Pensar sabor em ponta de língua,
para que nada morra à míngua
no solo de todo querer.
Em maceração curta,
que o vinho se faça,
da cor, sabor, fermento, das cascas...
Servindo enfim aos prazeres das taças.
(Taciana Valença)

SIMPLES ASSIM


          Apressada e já com a chave na porta olhou o chinelo virado. Voltou e desvirou. Vez por outra batia uma crendice. Lembrou: se deixar o chinelo virado a mãe morre! Um gesto poderia salvar a grande mulher da vida dela. Voltou e desvirou. Olhou para as plantas e lembrou não ter regado. Já com a porta aberta novamente voltou. Regou todas elas. Resolveu até cantarolar, menosprezando a pressa que insistia em puxar pelos braços. Você não me dá ordem, pensou.

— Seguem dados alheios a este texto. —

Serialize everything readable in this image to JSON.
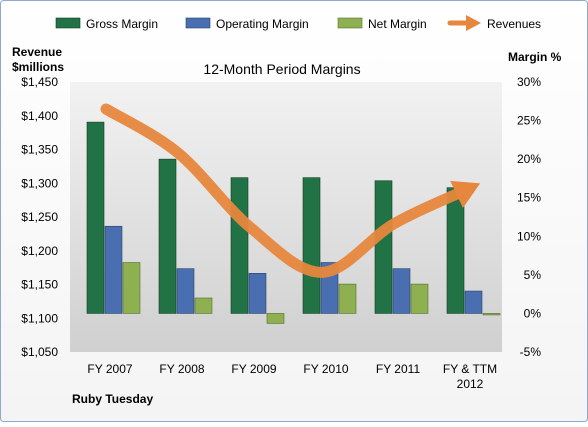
{
  "chart_data": {
    "type": "bar",
    "title": "12-Month Period Margins",
    "company": "Ruby Tuesday",
    "left_axis_title_line1": "Revenue",
    "left_axis_title_line2": "$millions",
    "right_axis_title": "Margin %",
    "categories": [
      "FY 2007",
      "FY 2008",
      "FY 2009",
      "FY 2010",
      "FY 2011",
      "FY & TTM 2012"
    ],
    "category_labels": [
      [
        "FY 2007"
      ],
      [
        "FY 2008"
      ],
      [
        "FY 2009"
      ],
      [
        "FY 2010"
      ],
      [
        "FY 2011"
      ],
      [
        "FY & TTM",
        "2012"
      ]
    ],
    "left_axis": {
      "label": "Revenue $millions",
      "range": [
        1050,
        1450
      ],
      "ticks": [
        "$1,050",
        "$1,100",
        "$1,150",
        "$1,200",
        "$1,250",
        "$1,300",
        "$1,350",
        "$1,400",
        "$1,450"
      ]
    },
    "right_axis": {
      "label": "Margin %",
      "range": [
        -5,
        30
      ],
      "ticks": [
        "-5%",
        "0%",
        "5%",
        "10%",
        "15%",
        "20%",
        "25%",
        "30%"
      ]
    },
    "series": [
      {
        "name": "Gross Margin",
        "type": "bar",
        "axis": "right",
        "color": "#217346",
        "values": [
          24.8,
          20.0,
          17.6,
          17.6,
          17.2,
          16.3
        ]
      },
      {
        "name": "Operating Margin",
        "type": "bar",
        "axis": "right",
        "color": "#4a6fb0",
        "values": [
          11.3,
          5.8,
          5.2,
          6.6,
          5.8,
          2.9
        ]
      },
      {
        "name": "Net Margin",
        "type": "bar",
        "axis": "right",
        "color": "#8fb050",
        "values": [
          6.6,
          2.0,
          -1.3,
          3.8,
          3.8,
          0.0
        ]
      },
      {
        "name": "Revenues",
        "type": "line-arrow",
        "axis": "left",
        "color": "#e7873d",
        "values": [
          1410,
          1345,
          1235,
          1168,
          1240,
          1290
        ]
      }
    ],
    "legend": "top",
    "grid": false
  }
}
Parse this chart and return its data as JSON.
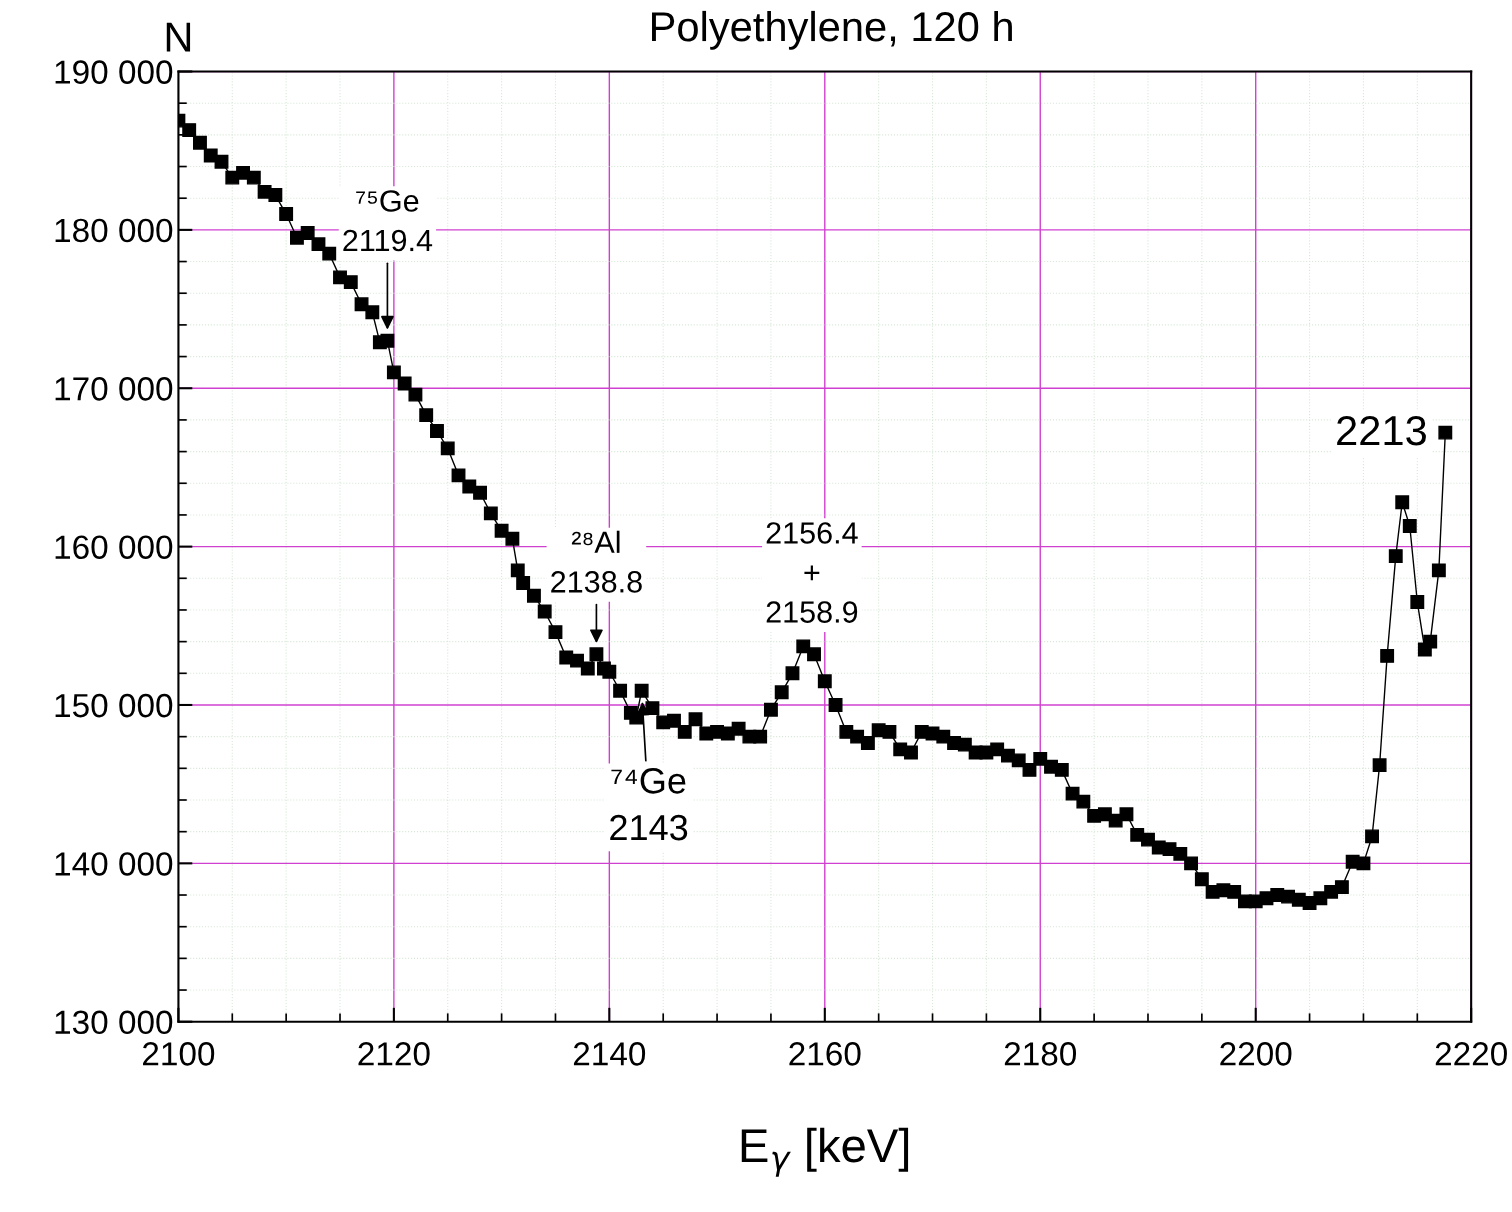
{
  "chart_data": {
    "type": "line",
    "title": "Polyethylene, 120 h",
    "xlabel": "E$_{γ}$ [keV]",
    "ylabel": "N",
    "xlim": [
      2100,
      2220
    ],
    "xticks": [
      2100,
      2120,
      2140,
      2160,
      2180,
      2200,
      2220
    ],
    "ylim": [
      130000,
      190000
    ],
    "yticks": [
      {
        "value": 130000,
        "label": "130 000"
      },
      {
        "value": 140000,
        "label": "140 000"
      },
      {
        "value": 150000,
        "label": "150 000"
      },
      {
        "value": 160000,
        "label": "160 000"
      },
      {
        "value": 170000,
        "label": "170 000"
      },
      {
        "value": 180000,
        "label": "180 000"
      },
      {
        "value": 190000,
        "label": "190 000"
      }
    ],
    "grid": true,
    "marker": "square",
    "line_style": "solid",
    "series": [
      {
        "color": "#000000",
        "x": [
          2100,
          2101,
          2102,
          2103,
          2104,
          2105,
          2106,
          2107,
          2108,
          2109,
          2110,
          2111,
          2112,
          2113,
          2114,
          2115,
          2116,
          2117,
          2118,
          2118.7,
          2119.4,
          2120,
          2121,
          2122,
          2123,
          2124,
          2125,
          2126,
          2127,
          2128,
          2129,
          2130,
          2131,
          2131.5,
          2132,
          2133,
          2134,
          2135,
          2136,
          2137,
          2138,
          2138.8,
          2139.5,
          2140,
          2141,
          2142,
          2142.5,
          2143,
          2144,
          2145,
          2146,
          2147,
          2148,
          2149,
          2150,
          2151,
          2152,
          2153,
          2154,
          2155,
          2156,
          2157,
          2158,
          2159,
          2160,
          2161,
          2162,
          2163,
          2164,
          2165,
          2166,
          2167,
          2168,
          2169,
          2170,
          2171,
          2172,
          2173,
          2174,
          2175,
          2176,
          2177,
          2178,
          2179,
          2180,
          2181,
          2182,
          2183,
          2184,
          2185,
          2186,
          2187,
          2188,
          2189,
          2190,
          2191,
          2192,
          2193,
          2194,
          2195,
          2196,
          2197,
          2198,
          2199,
          2200,
          2201,
          2202,
          2203,
          2204,
          2205,
          2206,
          2207,
          2208,
          2209,
          2210,
          2210.8,
          2211.5,
          2212.2,
          2213,
          2213.6,
          2214.3,
          2215,
          2215.7,
          2216.2,
          2217,
          2217.6
        ],
        "values": [
          186900,
          186300,
          185500,
          184700,
          184300,
          183300,
          183600,
          183300,
          182400,
          182200,
          181000,
          179500,
          179800,
          179100,
          178500,
          177000,
          176700,
          175300,
          174800,
          172900,
          173000,
          171000,
          170300,
          169600,
          168300,
          167300,
          166200,
          164500,
          163800,
          163400,
          162100,
          161000,
          160500,
          158500,
          157700,
          156900,
          155900,
          154600,
          153000,
          152800,
          152300,
          153200,
          152300,
          152100,
          150900,
          149500,
          149200,
          150900,
          149800,
          148900,
          149000,
          148300,
          149100,
          148200,
          148300,
          148200,
          148500,
          148000,
          148000,
          149700,
          150800,
          152000,
          153700,
          153200,
          151500,
          150000,
          148300,
          148000,
          147600,
          148400,
          148300,
          147200,
          147000,
          148300,
          148200,
          148000,
          147600,
          147500,
          147000,
          147000,
          147200,
          146800,
          146500,
          145900,
          146600,
          146100,
          145900,
          144400,
          143900,
          143000,
          143100,
          142700,
          143100,
          141800,
          141500,
          141000,
          140900,
          140600,
          140000,
          139000,
          138200,
          138300,
          138200,
          137600,
          137600,
          137800,
          138000,
          137900,
          137700,
          137500,
          137800,
          138200,
          138500,
          140100,
          140000,
          141700,
          146200,
          153100,
          159400,
          162800,
          161300,
          156500,
          153500,
          154000,
          158500,
          167200
        ]
      }
    ],
    "annotations": [
      {
        "text": "⁷⁵Ge\n2119.4",
        "x": 2119.4,
        "y": 173000
      },
      {
        "text": "²⁸Al\n2138.8",
        "x": 2138.8,
        "y": 153200
      },
      {
        "text": "⁷⁴Ge\n2143",
        "x": 2143,
        "y": 150900
      },
      "2156.4\n+\n2158.9",
      {
        "text": "2213",
        "x": 2213.6,
        "y": 162800
      }
    ]
  }
}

          Certas coisas com a idade vão virando toques e sem querer vão tomando teu tempo, dando as coordenadas como se não dominasse mais os próprios quereres. Obedecer aos toques ou à pressa? Uma puxava para dentro, a outra para fora. E entre as duas quem era ela enfim? Pra lá e pra cá sob o comando de tudo, exceto dela própria.
          Compromisso do lado de fora. Teria que ir! Teria? Queria? Batendo a porta, deixou-se cair no sofá. Olhou a garrafa de vinho ainda fechada. Tirou os sapatos, largou a bolsa ao lado e levantou já descalça. Colocou a bebida na geladeira. Foi só o tempo de tirar a roupa e com um bom banho deixar a cara lavada novamente.
          Abriu o vinho. Agora é entre nós! Dane-se o compromisso, tudo pode esperar, afinal. Era tão simples o que realmente queria naquela tarde: seguir a pulsação do seu coração, deixar-se largar em si mesma. Simples assim.